Turing unrecognizable
If a language is in Turing-recognizable but not in Turing decidable, then the complement of the lanugage is Turing unrecognizable (this means if a language is in Turing recognizable and its complement is also in Turing-recognizable, then the language is in Turing-decidable).
Let's think about the complement of the halt problem. The halt problem is Turing-recognizable. The complement of the halt problem is {$<A,w>$|$A$ is a Turing machine and loops on input $w$}. This language cannot be accepted any Turing machines. Then it is Turing-unrecognizable.
Examples of Decidable Languages
The following languages are decidable:
- $A_{DFA}$ {$<D,w>$|$D$ is a DFA and accepts string $w$}
- $A_{NFA}$ {$<N,w>$|$N$ is a NFA and accepts string $w$}
- $A_{REX}$ {$<R,w>$|$R$ is a regular expression and generates string $w$}
- $EQ_{DFA}$ {$<D_1,D_2>$|$D_1$ and $D_2$ are DFAs and $L(D_1)= L(D_2)$}
- $E_{DFA}$ {$<D>$|$D$ is a DFA and accepts string $ L(D) = \phi$}
- $A_{CFG}$ {$<G,w>$|$G$ is a context-free grammar and generates string $w$}
Examples of Undecidable Languages
The following languages are undecidable:
- $A_{TM}$ {$<M,w>$|$M$ is a Turing machine and accepts string $w$}
- $E_{TM}$ {$<M,w>$|$M$ is a Turing machine and $ L(M) = \phi$}
- $EQ_{TM}$ {$<M_1,M_2>$|$M_1$ and $M_2$ are Turing machines and $L(M_1)= L(M_2)$}
- $HALT_{TM}$ {$<M,w>$|$M$ is a Turing machine and halts on string $w$}
Mapping Reducibility
Computable Function
A function $f:\Sigma ^{\star} \rightarrow \Sigma ^{\star}$ is a computable function if some Turing machine M, on every input $w$ halts with just $f(w)$ on its tape.
Mapping Reducible
A language A is mapping reducible to a language B denoted $A \leq _{m} B$, if there is a computable function $f:\Sigma ^{\star} \rightarrow \Sigma ^{\star}$ where for every $w$, $w \in A$ iff $f(w) \in B$. $f$ is called a reduction of $A$ to $B$.
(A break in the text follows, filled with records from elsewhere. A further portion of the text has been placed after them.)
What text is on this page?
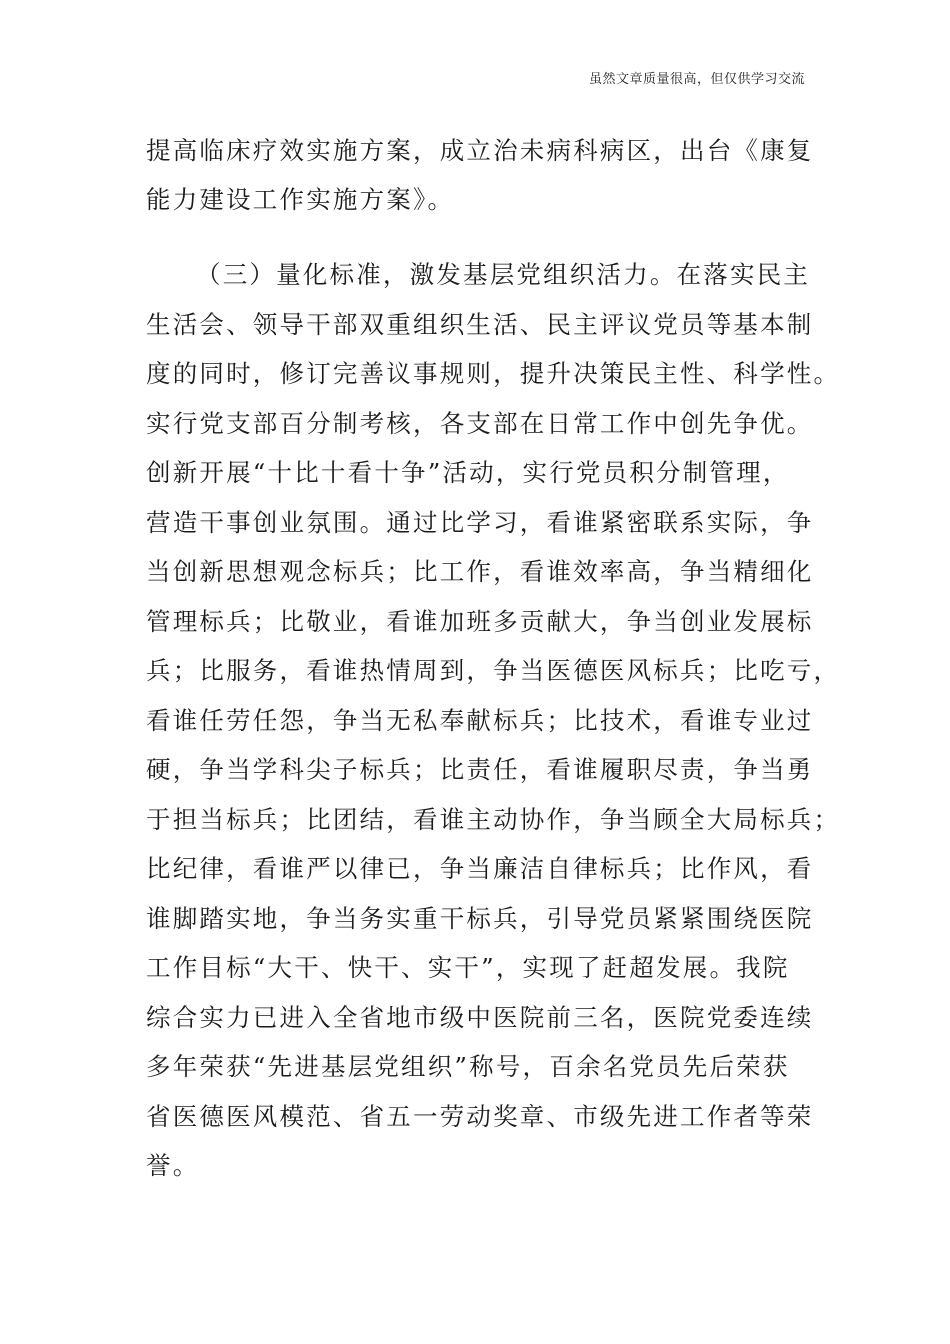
虽然文章质量很高，但仅供学习交流
提高临床疗效实施方案，成立治未病科病区，出台《康复
能力建设工作实施方案》。
（三）量化标准，激发基层党组织活力。在落实民主
生活会、领导干部双重组织生活、民主评议党员等基本制
度的同时，修订完善议事规则，提升决策民主性、科学性。
实行党支部百分制考核，各支部在日常工作中创先争优。
创新开展“十比十看十争”活动，实行党员积分制管理，
营造干事创业氛围。通过比学习，看谁紧密联系实际，争
当创新思想观念标兵；比工作，看谁效率高，争当精细化
管理标兵；比敬业，看谁加班多贡献大，争当创业发展标
兵；比服务，看谁热情周到，争当医德医风标兵；比吃亏，
看谁任劳任怨，争当无私奉献标兵；比技术，看谁专业过
硬，争当学科尖子标兵；比责任，看谁履职尽责，争当勇
于担当标兵；比团结，看谁主动协作，争当顾全大局标兵；
比纪律，看谁严以律已，争当廉洁自律标兵；比作风，看
谁脚踏实地，争当务实重干标兵，引导党员紧紧围绕医院
工作目标“大干、快干、实干”，实现了赶超发展。我院
综合实力已进入全省地市级中医院前三名，医院党委连续
多年荣获“先进基层党组织”称号，百余名党员先后荣获
省医德医风模范、省五一劳动奖章、市级先进工作者等荣
誉。
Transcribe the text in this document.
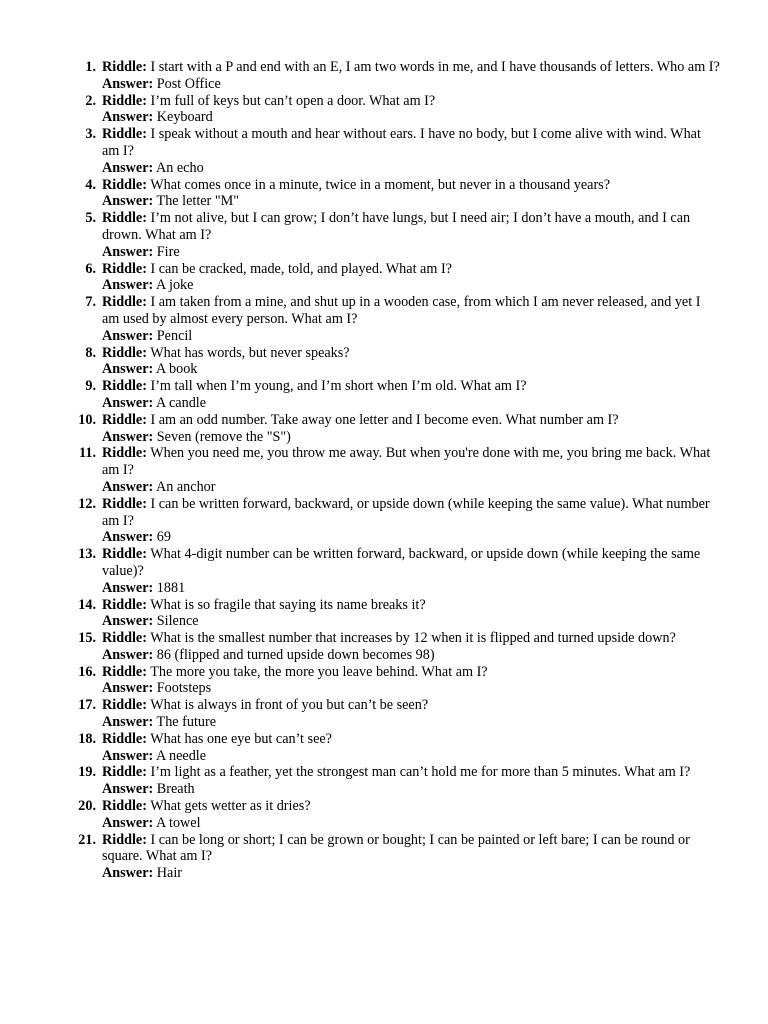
1. Riddle: I start with a P and end with an E, I am two words in me, and I have thousands of letters. Who am I?
Answer: Post Office
2. Riddle: I’m full of keys but can’t open a door. What am I?
Answer: Keyboard
3. Riddle: I speak without a mouth and hear without ears. I have no body, but I come alive with wind. What am I?
Answer: An echo
4. Riddle: What comes once in a minute, twice in a moment, but never in a thousand years?
Answer: The letter "M"
5. Riddle: I’m not alive, but I can grow; I don’t have lungs, but I need air; I don’t have a mouth, and I can drown. What am I?
Answer: Fire
6. Riddle: I can be cracked, made, told, and played. What am I?
Answer: A joke
7. Riddle: I am taken from a mine, and shut up in a wooden case, from which I am never released, and yet I am used by almost every person. What am I?
Answer: Pencil
8. Riddle: What has words, but never speaks?
Answer: A book
9. Riddle: I’m tall when I’m young, and I’m short when I’m old. What am I?
Answer: A candle
10. Riddle: I am an odd number. Take away one letter and I become even. What number am I?
Answer: Seven (remove the "S")
11. Riddle: When you need me, you throw me away. But when you're done with me, you bring me back. What am I?
Answer: An anchor
12. Riddle: I can be written forward, backward, or upside down (while keeping the same value). What number am I?
Answer: 69
13. Riddle: What 4-digit number can be written forward, backward, or upside down (while keeping the same value)?
Answer: 1881
14. Riddle: What is so fragile that saying its name breaks it?
Answer: Silence
15. Riddle: What is the smallest number that increases by 12 when it is flipped and turned upside down?
Answer: 86 (flipped and turned upside down becomes 98)
16. Riddle: The more you take, the more you leave behind. What am I?
Answer: Footsteps
17. Riddle: What is always in front of you but can’t be seen?
Answer: The future
18. Riddle: What has one eye but can’t see?
Answer: A needle
19. Riddle: I’m light as a feather, yet the strongest man can’t hold me for more than 5 minutes. What am I?
Answer: Breath
20. Riddle: What gets wetter as it dries?
Answer: A towel
21. Riddle: I can be long or short; I can be grown or bought; I can be painted or left bare; I can be round or square. What am I?
Answer: Hair
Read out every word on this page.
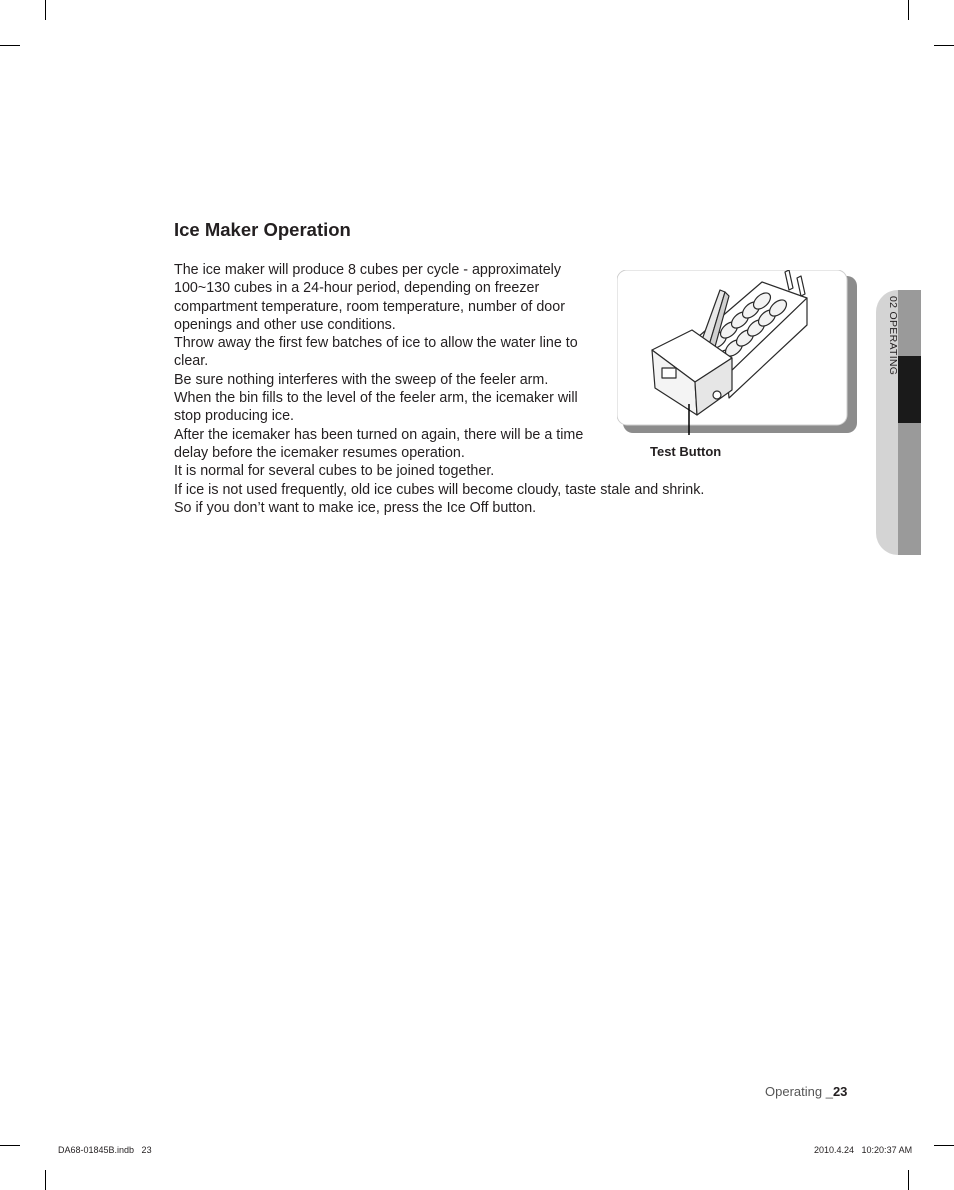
Ice Maker Operation

The ice maker will produce 8 cubes per cycle - approximately

100~130 cubes in a 24-hour period, depending on freezer

compartment temperature, room temperature, number of door

openings and other use conditions.

Throw away the first few batches of ice to allow the water line to

clear.

Be sure nothing interferes with the sweep of the feeler arm.

When the bin fills to the level of the feeler arm, the icemaker will

stop producing ice.

After the icemaker has been turned on again, there will be a time

delay before the icemaker resumes operation.

It is normal for several cubes to be joined together.

If ice is not used frequently, old ice cubes will become cloudy, taste stale and shrink.

So if you don’t want to make ice, press the Ice Off button.

Test Button
02 OPERATING
Operating _23
DA68-01845B.indb   23	2010.4.24   10:20:37 AM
- If $A \leq _{m} B$ and $B$ is Turing-decidable, then $A$ is Turing-decidable
- If $A \leq _{m} B$ and $A$ is Turing-undecidable, then $B$ is Turing-undecidable
- If $A \leq _{m} B$ and $B$ is Turing-recognizable, then $A$ is Turing-recognizable
- If $A \leq _{m} B$ and $A$ is Turing-unrecognizable, then $B$ is Turing-unrecognizable
Time Complexity
Time Complexity of Turing machines
Time Complexity
Let M be a deterministic Turing machine that halts on all inputs. The running time or time complexity of $M$ is the function: $f:\mathbb{N} \rightarrow\mathbb{N}$ where $f(n)$ is the muximum number of steps that $M$ uses on any input of length $n$.
Time Complexity Class
Let $t:\mathbb{N} \rightarrow\mathbb{N}$ be a function. The time complexity class, $TIME(t(n))$ is:
$TIME(t(n))=${$L$ | $L$ is a language that can be decided by some deterministic Turing machine in time $O(t(n))$}
Similrlly, $NTIME(t(n))$ is:
$NTIME(t(n))=${$L$ | $L$ is a language that can be decided by some nondeterministic Turing machine in time $O(t(n))$}
Class P
$P=U_{k \geq 0}TIME(n^k)$
Class NP
$NP=U_{k \geq 0}NTIME(n^k)$